Europe responds to US CBDC ban: “we need a digital euro”

In the midst of the boom that has emerged after President Donald Trump signed an executive order that, among other things, prohibits the development of a central bank digital currency (CBDC) in the United States, the European Union (EU) responded to the new president, emphasizing the “need” for a digital euro.

A member of the board of the European Central Bank (ECB), Piero Cipollone, stated This Friday that Trump’s order, to promote the development and growth of legal and legitimate stablecoins, may cause customers to leave banks, strengthening a potential use case for the European CBDC.

According to Cipollone, “this solution (stablecoins) further disintermediates banks, since they lose commissions, they lose clients… That is why we need a digital euro,” reported the Reuters agency.

The digital euro is in an advanced phase of research and preparation. The ECB is currently in phased pilots, with a decision pending in 2025 or 2026 on whether to deploy the CBDC. This project joins the other dozens of CBDC initiatives that are currently in development around the world.

As a sign of its progress, the European Payments Council advertisement this week that the Spanish fintech company Monei, as well as other companies in the sector, would be part of a working group to carry out digital payments tests using the digital euro and relying on ECB technology. In total, the program integrates 83 payment service providers and their associations.

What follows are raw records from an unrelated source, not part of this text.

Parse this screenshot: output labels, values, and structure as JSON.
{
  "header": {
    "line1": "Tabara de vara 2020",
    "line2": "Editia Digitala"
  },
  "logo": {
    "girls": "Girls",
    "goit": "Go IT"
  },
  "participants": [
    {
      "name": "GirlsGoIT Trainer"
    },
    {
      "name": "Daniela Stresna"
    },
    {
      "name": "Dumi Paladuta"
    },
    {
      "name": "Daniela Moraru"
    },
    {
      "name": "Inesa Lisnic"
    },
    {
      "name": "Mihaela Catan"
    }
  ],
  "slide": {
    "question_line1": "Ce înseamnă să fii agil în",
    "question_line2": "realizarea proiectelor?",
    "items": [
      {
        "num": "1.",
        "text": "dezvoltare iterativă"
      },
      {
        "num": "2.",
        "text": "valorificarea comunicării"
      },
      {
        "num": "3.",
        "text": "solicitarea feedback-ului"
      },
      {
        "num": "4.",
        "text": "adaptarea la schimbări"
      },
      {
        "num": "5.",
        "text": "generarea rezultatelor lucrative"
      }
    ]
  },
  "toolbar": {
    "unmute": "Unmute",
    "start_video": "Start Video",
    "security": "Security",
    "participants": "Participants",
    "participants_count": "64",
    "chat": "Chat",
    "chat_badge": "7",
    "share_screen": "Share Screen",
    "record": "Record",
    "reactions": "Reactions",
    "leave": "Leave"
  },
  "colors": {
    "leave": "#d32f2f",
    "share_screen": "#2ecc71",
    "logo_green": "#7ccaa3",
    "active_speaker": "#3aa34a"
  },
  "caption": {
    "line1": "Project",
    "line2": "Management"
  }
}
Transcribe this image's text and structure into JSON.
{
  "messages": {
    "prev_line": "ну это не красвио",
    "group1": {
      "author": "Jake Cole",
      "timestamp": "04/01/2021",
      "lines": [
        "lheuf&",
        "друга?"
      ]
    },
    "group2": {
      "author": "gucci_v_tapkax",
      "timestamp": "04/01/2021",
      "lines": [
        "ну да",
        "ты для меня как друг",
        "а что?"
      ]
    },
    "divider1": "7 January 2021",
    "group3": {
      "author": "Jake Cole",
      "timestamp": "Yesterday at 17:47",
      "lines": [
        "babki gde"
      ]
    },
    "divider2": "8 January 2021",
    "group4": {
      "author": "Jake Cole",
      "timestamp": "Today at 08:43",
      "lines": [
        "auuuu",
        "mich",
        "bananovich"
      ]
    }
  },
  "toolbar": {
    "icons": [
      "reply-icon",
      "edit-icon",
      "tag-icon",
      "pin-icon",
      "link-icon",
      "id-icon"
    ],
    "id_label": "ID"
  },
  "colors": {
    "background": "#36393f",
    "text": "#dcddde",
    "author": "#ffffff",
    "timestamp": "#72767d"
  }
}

A CBDC, or central bank digital currency, is a digital currency issued and backed by a central bank. Its implementation poses both opportunities and challenges, including significant risks to privacy and financial freedom.

As CriptoNoticias has reported, the adoption of CBDC could lead to more intense financial surveillance by governments, by providing centralized control over digital transactions. Furthermore, there is a risk that they will be used to limit the financial autonomy of individualssince each transaction could be monitored and regulated more strictly.

Trump signs pro-cryptocurrency order

Yesterday, Thursday, President Donald Trump signed an executive order where, among other measures, he expresses support for stablecoins such as USDT to strengthen the dollar and establishes a ban on central bank digital currencies (CBDC).

This order is part of Donald Trump’s pro-cryptocurrency move, which he summarizes in an executive order several of the promises made during his campaignsuch as creating a cryptocurrency reserve. Although the bitcoiner community expected that this reserve would be exclusively bitcoin, The order does not specify this detail.

Trump’s push for stablecoins is interpreted as an attempt to maintain the hegemony of the dollar in a context where CBDCs could alter the global financial balance. Stablecoins, which are pegged to traditional assets like the dollar, could offer a safe and regulated alternative to volatile cryptocurrencies, but they could also accelerate the disintermediation of traditional banks, a phenomenon that worries European financial regulators.

The debate about CBDCs and stablecoins is not only technological or financial, but also political and philosophical, touching on fundamental issues such as privacy, monetary sovereignty and financial inclusion. As Europe moves towards a digital version of the euro, the US stance under the Trump administration shows a different direction, favoring stablecoins and resisting CBDCs, which could change the landscape of global finance in the coming years. years.